In the past 10 months alone, Conwy County Borough Council’s bridges and retaining walls have encountered 56 safety-critical adverse incidents, estimated to cost £1.54m to repair. Officers asked the authority for £1.8m capital funding for bridges this year but were allocated £590,000.
There is an 84% funding shortfall against the estimated cost of works needed in 2018/19.
‘We do need some kind of miracle to sort out this problem,’ said Don Milne, cabinet member for environment, roads and facilities, presenting a report to the council’s cabinet by his service head Geraint Edwards and flood risk manager Dyfed Rowlands.
It states: ‘This report evidences the desperate need for investment in these elements of infrastructure.’

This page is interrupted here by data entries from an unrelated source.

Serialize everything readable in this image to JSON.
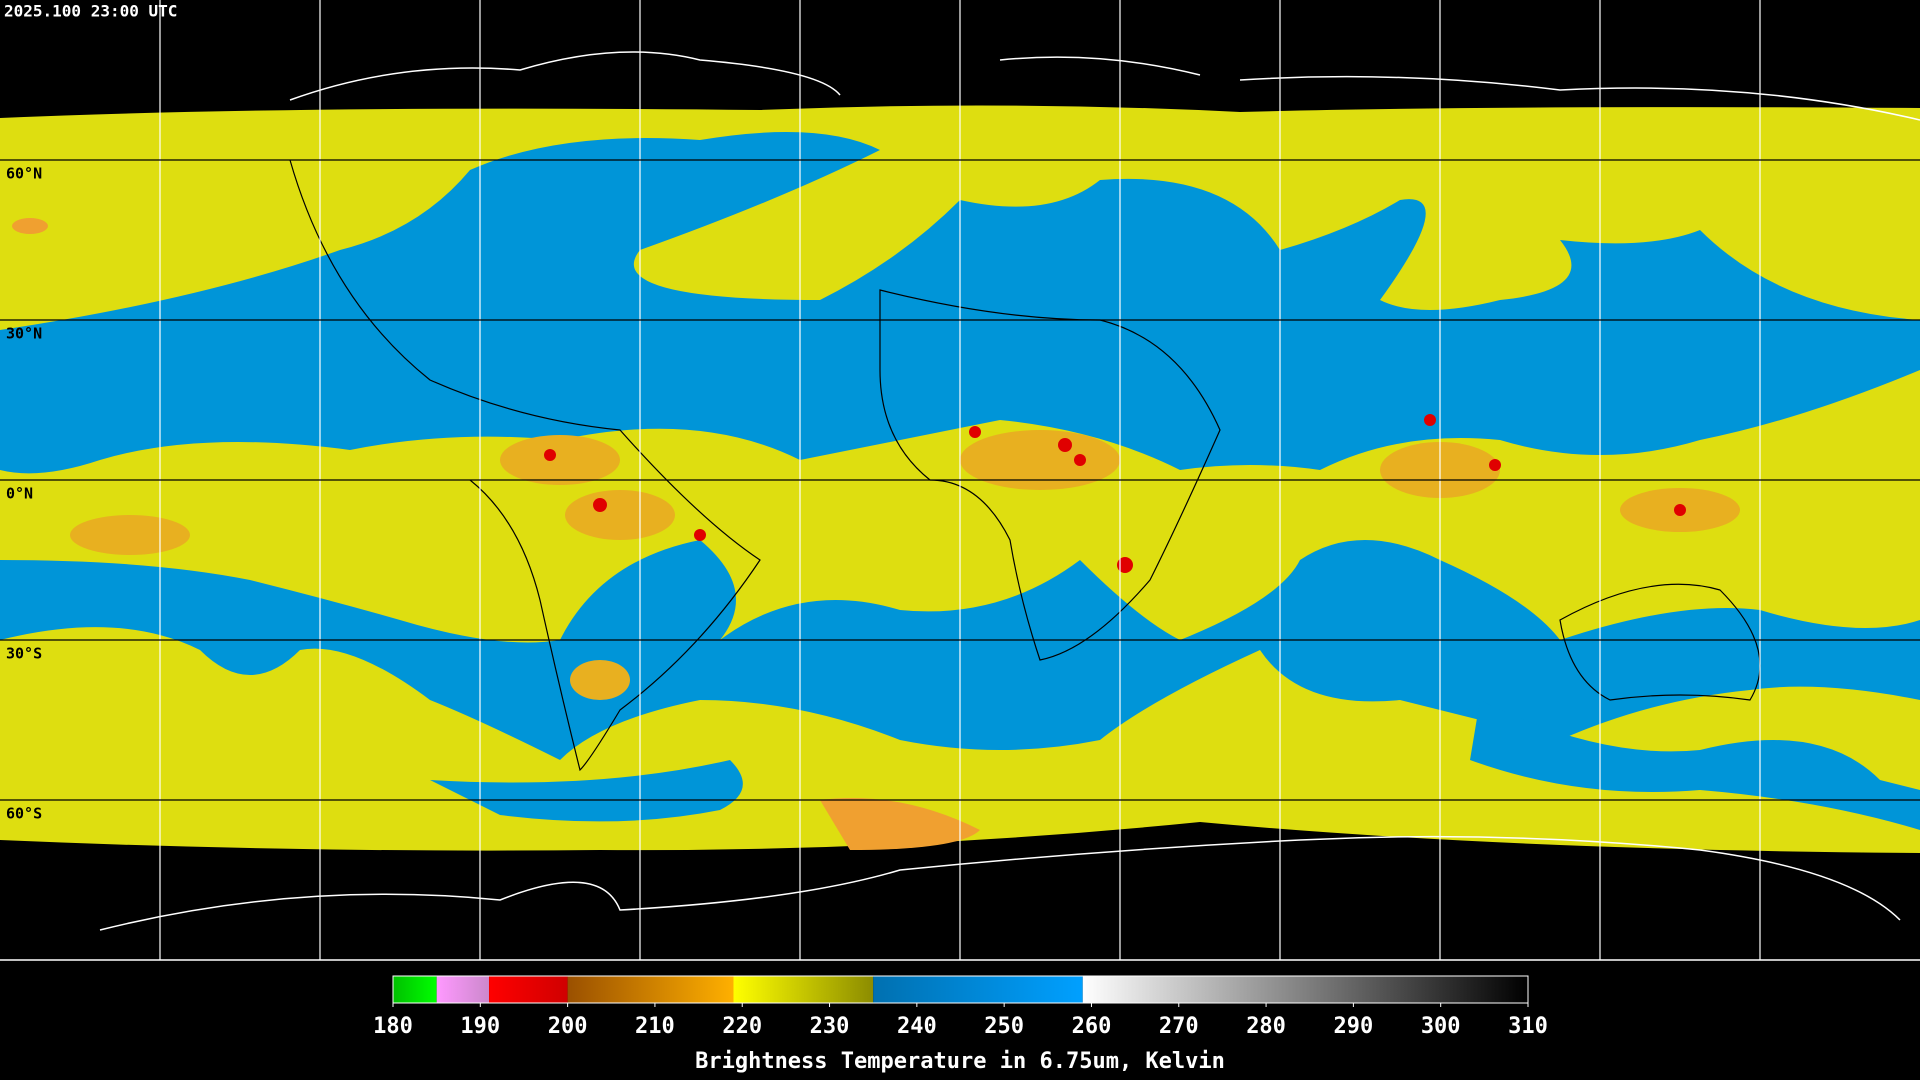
{
  "header": {
    "timestamp": "2025.100 23:00 UTC"
  },
  "map": {
    "lat_labels": [
      "60°N",
      "30°N",
      "0°N",
      "30°S",
      "60°S"
    ]
  },
  "colorbar": {
    "title": "Brightness Temperature in 6.75um, Kelvin",
    "range": [
      180,
      310
    ],
    "ticks": [
      180,
      190,
      200,
      210,
      220,
      230,
      240,
      250,
      260,
      270,
      280,
      290,
      300,
      310
    ],
    "segments": [
      {
        "from": 180,
        "to": 185,
        "colors": [
          "#00c000",
          "#00ff00"
        ]
      },
      {
        "from": 185,
        "to": 191,
        "colors": [
          "#ff99ff",
          "#cc88cc"
        ]
      },
      {
        "from": 191,
        "to": 200,
        "colors": [
          "#ff0000",
          "#d00000"
        ]
      },
      {
        "from": 200,
        "to": 219,
        "colors": [
          "#9a5000",
          "#ffb000"
        ]
      },
      {
        "from": 219,
        "to": 235,
        "colors": [
          "#ffff00",
          "#8c8c00"
        ]
      },
      {
        "from": 235,
        "to": 259,
        "colors": [
          "#0070b0",
          "#00a0ff"
        ]
      },
      {
        "from": 259,
        "to": 310,
        "colors": [
          "#ffffff",
          "#000000"
        ]
      }
    ]
  }
}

Conwy’s uplands include much of rain-lashed Snowdonia but a recent review found that some structures were missing from the asset register. Scour problems and collapsed retaining walls can result in long diversions and can cut off some communities from access by emergency services, the officers said.
‘It is very likely that low level of inspections, inclement weather and lack of investment in CCBC’s infrastructure over the last 20 years has resulted in this recent increase of reported adverse incidents.’
In the past five years, the assets’ overall condition has fallen from ‘fair’ to ‘poor’ and is in course to be ‘very poor’ by 2023/24.
Structures subject to adverse incidents since October include several bridges affected by scour in the coastal town of Llanfairfechan, while the Grade 1-listed bridge in Llanrwst (pictured) requires a £50,000 spend on a scour apron.